Winter 2015

Just now I am sitting at my cherry dining room table which was bought with a single and final paycheck when Jeremy finished his private school music teaching career as we moved onto full time ministry.

Our table is located in my favorite spot in the house, with clear views of both the kitchen and living room., two rooms that flow together with one graceful motion. I have the clearest view of any the house has to offer of our back deck and backyard neighborhood, and the view of the mountain in the front.

My youngest daughter has placed a orange piece of felt by our sliding glass door, one that has hearts and lines sewn into it-evidence of sewing practice. The fabric is about three feet long and placed there for the benefit of keeping the birds, who come to lunch on the birdseed we place on the patio side table, warm should they decide to wrap up in it. It is nice watching some bit of life happen during the cold and frustratingly long months of winter.

Gimpy, a tiny, full feathered bird all of about one pound I’m guessing, and aptly named by my youngest daughter, came to us about two months ago, with one working leg and one leg that was clearly mangled and simply hung from the rest of his torso. To watch him walk is something to the effect of hop, wobble, flap, hop, wobble, flap, hop, wobble, flap. Gimpy leans to one side where his right leg should have been working and balancing him, helping him walk in a normal gait. Instead he falls onto his side, pushes himself up and starts the process over again giving himself a flap of the wings as he refocuses on his purpose.

Gimpy sits and pecks at the seeds surrounding him. When those seeds are finished and he has gotten all the nutrients possible, he starts the process all over and moves to another seed ridden spot on the table. Hop, wobble, flap. Hop, wobble, flap.

We’ve been concerned about Gimpy making it through some our coldest days and nights. In fact, we didn’t see him for a few weeks. Today, however, as I sit in my favorite spot at my dining room table and watch as Gimpy, who no longer has the mangled leg (apparently it has fallen off somewhere along his journey) continues his hop, wobble, flap routine with gusto.

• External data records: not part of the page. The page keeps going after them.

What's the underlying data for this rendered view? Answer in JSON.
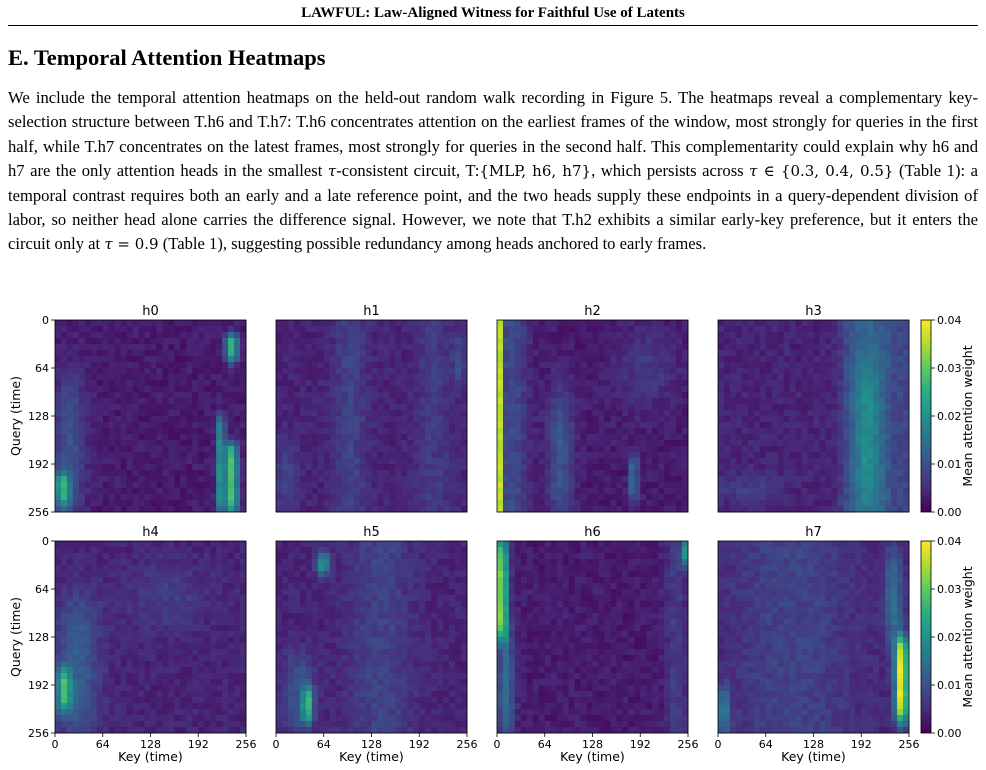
{
  "header": {
    "running_title": "LAWFUL: Law-Aligned Witness for Faithful Use of Latents"
  },
  "section": {
    "title": "E. Temporal Attention Heatmaps",
    "paragraph": {
      "p1": "We include the temporal attention heatmaps on the held-out random walk recording in Figure 5. The heatmaps reveal a complementary key-selection structure between T.h6 and T.h7: T.h6 concentrates attention on the earliest frames of the window, most strongly for queries in the first half, while T.h7 concentrates on the latest frames, most strongly for queries in the second half. This complementarity could explain why h6 and h7 are the only attention heads in the smallest ",
      "tau1": "τ",
      "p2": "-consistent circuit, T:",
      "set": "{MLP, h6, h7}",
      "p3": ", which persists across ",
      "tau2": "τ",
      "in_set": " ∈ {0.3, 0.4, 0.5}",
      "p4": " (Table 1): a temporal contrast requires both an early and a late reference point, and the two heads supply these endpoints in a query-dependent division of labor, so neither head alone carries the difference signal. However, we note that T.h2 exhibits a similar early-key preference, but it enters the circuit only at ",
      "tau3": "τ",
      "eq": " = 0.9",
      "p5": " (Table 1), suggesting possible redundancy among heads anchored to early frames."
    }
  },
  "figure": {
    "chart_data": {
      "type": "heatmap",
      "panels": [
        "h0",
        "h1",
        "h2",
        "h3",
        "h4",
        "h5",
        "h6",
        "h7"
      ],
      "grid": "2x4",
      "xlabel": "Key (time)",
      "ylabel": "Query (time)",
      "x_ticks": [
        "0",
        "64",
        "128",
        "192",
        "256"
      ],
      "y_ticks": [
        "0",
        "64",
        "128",
        "192",
        "256"
      ],
      "colorbar": {
        "label": "Mean attention weight",
        "ticks": [
          "0.00",
          "0.01",
          "0.02",
          "0.03",
          "0.04"
        ],
        "range": [
          0,
          0.04
        ],
        "colormap": "viridis"
      },
      "approx_structure": {
        "h0": "low overall (~0.003); late-key stripes ~0.03 for queries 20-50 and 170-256; early-key patch near query 230",
        "h1": "mostly uniform low (~0.004); faint bands",
        "h2": "strong earliest-key column (~0.04) across all queries",
        "h3": "late-key band (keys 160-230) moderate (~0.01-0.015)",
        "h4": "early-key band (~0.02-0.03) for queries 170-220",
        "h5": "hotspots near key 60 query 30 and key 40 query 215",
        "h6": "earliest keys strong for queries 0-130 (~0.03-0.04); latest keys near query 10",
        "h7": "latest keys strong (~0.04) for queries 130-240; earliest keys moderate at bottom"
      }
    }
  }
}
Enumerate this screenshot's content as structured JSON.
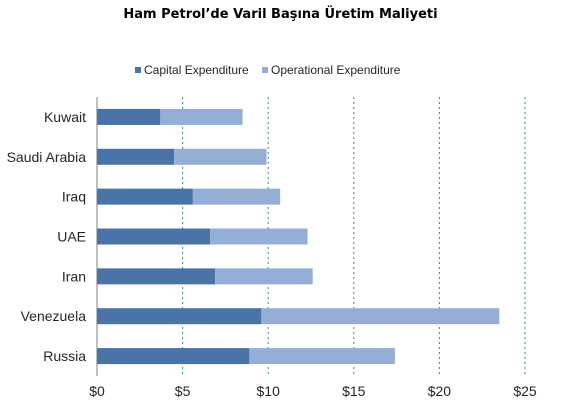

It seems he has learned how to manage quite fine with only one working leg.

When my children were quite small and we lived in a much larger house a bird, a decent sized sparrow, inadvertently (I’m assuming that it wasn’t on a dare from his fellow birds) flew into our family room and spent the next few moments in a frantic race through our downstairs trying to find his way out again, leaving purple reminders on our walls that berries were in season and he had just recently eaten lunch. We raced through the house after our guest trying to do who knows what-catch him perhaps, or at least make sure he didn’t get stuck behind a cabinet only to be found 3 months later, decomposing and stinking. He raced through our family room, hallway, kitchen, back through the hallway in the other direction, entered our living room and, apparently noticing the straightened path ahead of him, with a straight shot through the dining room, and visions of trees, grass and his home turf shining through the windows at the other end of the fairway, he picked up speed to fly as fast as a bird can fly, and ran smack dab into the middle of our dining room glass panels with the loudest thud you can imagine. He fell in a perfectly perpendicular line landing on floor underneath him and didn’t move.

He was either dead or knocked out cold.

We had never witnessed such a thing and stood with a silent unknowing of what to do next. No one spoke for at least 10 seconds. We just looked from the bird to each other back to the bird. My children’s mouths hung open.

Jeremy decidedly retrieved the shovel from the garage and carried the now subdued visitor to a proper disposal in the treeline that separated our property from the next. We looked the next day for the little visitor, but he was gone. Either a cat found him and did his part to complete the circle of life or the bird had some much needed rest time, awoke, shook it off as if just another day at the office and continued on being a bird.

So here enters Gimpy-only one character in the life that is ours. It’s a miracle really. Watching this tiny creature not only live but thrive on something as tiny as a sunflower seed and only one leg.

He cares not for us, doesn’t know that we find great delight in watching him through our window, but none the less brings us an enormous amount of joy in being able to be part of his life. He doesn’t know that we’ve named him Gimpy or that we spend parts of our day worrying about his welfare, or that we talk to him through the glass doors, call him buddy and stop what we are doing to call the family over to watch him, or that we find a simple satisfaction in seeing him accidentally throw a seed off the table and look wonderingly where it went, only to go and try to retrieve it. He doesn’t know that we give voice to him using our own sense of what a bird might be thinking, and if he were human what he might be saying.

Gimpy is a hard working, don’t get me down type. A fighter with a sweet spirit. Some of his buddies are the “living life with and inexplicable joy” type just doing what birds do. But not Gimpy. Gimpy lives life with purpose.

But for all we know his given name is Stephen.